Estamos em Dotã, uma pequena cidade perto de Samaria, capital do Reino de Israel. A cena é inusitada. A cidade amanhece cercada por um exército estrangeiro. Na cidade mora um profeta, que está no epicentro dos acontecimentos. No amanhecer o ajudante do profeta sai da casa onde eles estão, e vê as tropas sírias na colina ao redor da cidade. O rapaz grita assustado: “Ai, senhor! Que faremos?” (2 Reis 6.15). “Não tenha medo”, diz Eliseu; “são bem mais os que estão do nosso lado” (6.16).

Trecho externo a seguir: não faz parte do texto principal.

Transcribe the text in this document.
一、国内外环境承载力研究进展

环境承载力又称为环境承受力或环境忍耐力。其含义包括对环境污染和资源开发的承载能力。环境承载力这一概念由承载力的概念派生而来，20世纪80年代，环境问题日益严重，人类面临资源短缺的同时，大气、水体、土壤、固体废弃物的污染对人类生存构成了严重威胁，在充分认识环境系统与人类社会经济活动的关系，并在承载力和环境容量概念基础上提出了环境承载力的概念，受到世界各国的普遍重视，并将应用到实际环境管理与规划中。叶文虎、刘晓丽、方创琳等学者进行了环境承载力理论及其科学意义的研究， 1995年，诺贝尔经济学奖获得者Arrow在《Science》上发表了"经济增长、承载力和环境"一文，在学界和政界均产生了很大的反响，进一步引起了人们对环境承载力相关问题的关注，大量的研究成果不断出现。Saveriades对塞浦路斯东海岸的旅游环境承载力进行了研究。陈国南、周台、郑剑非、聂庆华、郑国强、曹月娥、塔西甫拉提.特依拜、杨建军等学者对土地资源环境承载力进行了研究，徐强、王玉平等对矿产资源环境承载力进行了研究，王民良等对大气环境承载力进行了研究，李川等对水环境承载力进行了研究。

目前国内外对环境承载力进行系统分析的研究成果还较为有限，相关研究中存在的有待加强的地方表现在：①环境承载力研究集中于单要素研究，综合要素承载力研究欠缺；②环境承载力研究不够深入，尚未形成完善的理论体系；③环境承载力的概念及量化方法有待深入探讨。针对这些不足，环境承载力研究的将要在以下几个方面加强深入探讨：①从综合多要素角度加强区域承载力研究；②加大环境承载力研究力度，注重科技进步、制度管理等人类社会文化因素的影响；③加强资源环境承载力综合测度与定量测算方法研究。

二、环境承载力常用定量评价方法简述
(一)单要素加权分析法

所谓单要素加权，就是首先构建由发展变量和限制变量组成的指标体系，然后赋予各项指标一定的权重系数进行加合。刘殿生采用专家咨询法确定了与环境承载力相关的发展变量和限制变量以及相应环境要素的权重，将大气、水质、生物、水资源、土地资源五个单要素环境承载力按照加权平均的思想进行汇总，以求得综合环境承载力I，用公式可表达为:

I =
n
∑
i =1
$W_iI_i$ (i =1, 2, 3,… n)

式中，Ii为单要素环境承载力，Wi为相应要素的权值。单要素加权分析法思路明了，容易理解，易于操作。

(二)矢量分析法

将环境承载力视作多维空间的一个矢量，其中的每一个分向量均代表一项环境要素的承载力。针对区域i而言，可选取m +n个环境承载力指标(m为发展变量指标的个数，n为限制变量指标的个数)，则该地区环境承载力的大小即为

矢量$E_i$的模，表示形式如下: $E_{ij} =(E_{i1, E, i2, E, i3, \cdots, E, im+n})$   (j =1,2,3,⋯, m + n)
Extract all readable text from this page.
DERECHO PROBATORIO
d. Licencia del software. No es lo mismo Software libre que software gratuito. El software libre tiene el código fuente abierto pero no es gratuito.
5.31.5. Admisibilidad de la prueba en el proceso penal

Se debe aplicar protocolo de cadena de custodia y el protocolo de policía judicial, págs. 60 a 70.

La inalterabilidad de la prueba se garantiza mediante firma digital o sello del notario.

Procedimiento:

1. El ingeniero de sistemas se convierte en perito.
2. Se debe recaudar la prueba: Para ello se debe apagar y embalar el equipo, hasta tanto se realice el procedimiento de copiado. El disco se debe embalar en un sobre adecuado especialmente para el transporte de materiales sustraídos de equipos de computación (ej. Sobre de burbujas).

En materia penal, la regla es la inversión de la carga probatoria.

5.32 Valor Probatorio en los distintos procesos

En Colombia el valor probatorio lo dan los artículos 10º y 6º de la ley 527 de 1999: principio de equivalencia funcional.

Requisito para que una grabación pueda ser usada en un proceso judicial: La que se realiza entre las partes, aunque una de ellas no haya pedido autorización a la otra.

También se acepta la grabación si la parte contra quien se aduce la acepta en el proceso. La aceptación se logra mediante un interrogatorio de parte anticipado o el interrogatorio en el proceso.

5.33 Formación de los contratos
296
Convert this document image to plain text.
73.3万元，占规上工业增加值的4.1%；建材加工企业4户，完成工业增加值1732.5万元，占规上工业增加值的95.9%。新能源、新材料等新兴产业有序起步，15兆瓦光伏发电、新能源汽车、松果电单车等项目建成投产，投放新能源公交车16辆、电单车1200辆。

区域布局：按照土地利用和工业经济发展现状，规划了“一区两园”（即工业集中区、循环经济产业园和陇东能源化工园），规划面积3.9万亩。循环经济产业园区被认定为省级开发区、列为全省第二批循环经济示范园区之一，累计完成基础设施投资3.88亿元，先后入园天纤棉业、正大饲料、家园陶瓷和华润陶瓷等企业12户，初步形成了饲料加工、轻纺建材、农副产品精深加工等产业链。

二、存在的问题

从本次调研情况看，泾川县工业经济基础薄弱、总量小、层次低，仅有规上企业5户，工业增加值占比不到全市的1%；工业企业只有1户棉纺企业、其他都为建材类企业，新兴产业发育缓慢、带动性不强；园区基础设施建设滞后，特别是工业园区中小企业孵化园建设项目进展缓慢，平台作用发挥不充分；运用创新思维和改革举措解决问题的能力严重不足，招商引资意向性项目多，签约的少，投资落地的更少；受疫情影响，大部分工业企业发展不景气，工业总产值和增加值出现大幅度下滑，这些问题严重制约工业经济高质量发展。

Podemos imaginar a reação aturdida do rapaz. Será que a idade começa a se fazer notar em Eliseu? Será que ele ainda está meio dormindo e não percebe o perigo? “Eliseu ora e diz: Senhor, abre-lhe os olhos, para que veja” (6.17). “E o Senhor abriu os olhos do rapaz, e ele viu, e vejam: o monte, cheio de cavalos e carros de fogo ao redor de Eliseu” (6.17).
Esta pequena cena dá o que pensar. Quanto mais refletimos sobre ela, mais vamos percebendo sua abrangência. Trata-se de nada menos do que o modo como vemos a realidade. O ajudante de Eliseu tinha a sua frente a mesma realidade que Eliseu. Mas Eliseu enxergava mais que ele. E é sobre esse “mais” que o texto quer nos fazer pensar. O rapaz só conseguia ver um exército inimigo poderoso pronto para atacá-los, prender seu mestre e talvez matar a ele e a quem mais ousasse resistir. E se desespera.
Eliseu, no entanto, vê “mais”. Vê um segundo exército por trás desse. Vê o monte cheio de carruagens e cavalos de fogo. E isso o leva a ficar tranquilo. Carruagens e cavalos de fogo já haviam aparecido na narrativa bíblica, não muito tempo antes. Quando Elias e Eliseu atravessavam o Jordão a pé, subitamente carruagens e cavalos de fogo descem do céu e passam entre Elias e Eliseu, e depois Elias não é mais visto.
Tempos depois Eliseu, acossado por inimigos, tenta tranquilizar seu ajudante. “São bem mais os que estão do nosso lado”. Só que o rapaz não via nada. Então Eliseu pede a Deus “que lhe abra os olhos”. E o Senhor lhe abriu os olhos, diz o texto, “e vejam: o monte, cheio de cavalos e carros de fogo”. Toda a diferença, portanto, estava no que eles viam. A realidade é a mesma.
Eliseu, contudo, parece enxergar uma dimensão a mais dessa mesma realidade. Que era invisível ao seu ajudante. Mas que poderia ser facultada também a ele. Como de fato foi. Deus lhe abriu os olhos, e agora ele podia ver essa realidade multidimensional que Eliseu parecia ver normalmente. As carruagens e os cavalos de fogo não apareceram só para levar Elias ao céu. Continuam por aí. Bem como os anjos que as conduzem, e que “são bem mais” do que as tropas inimigas.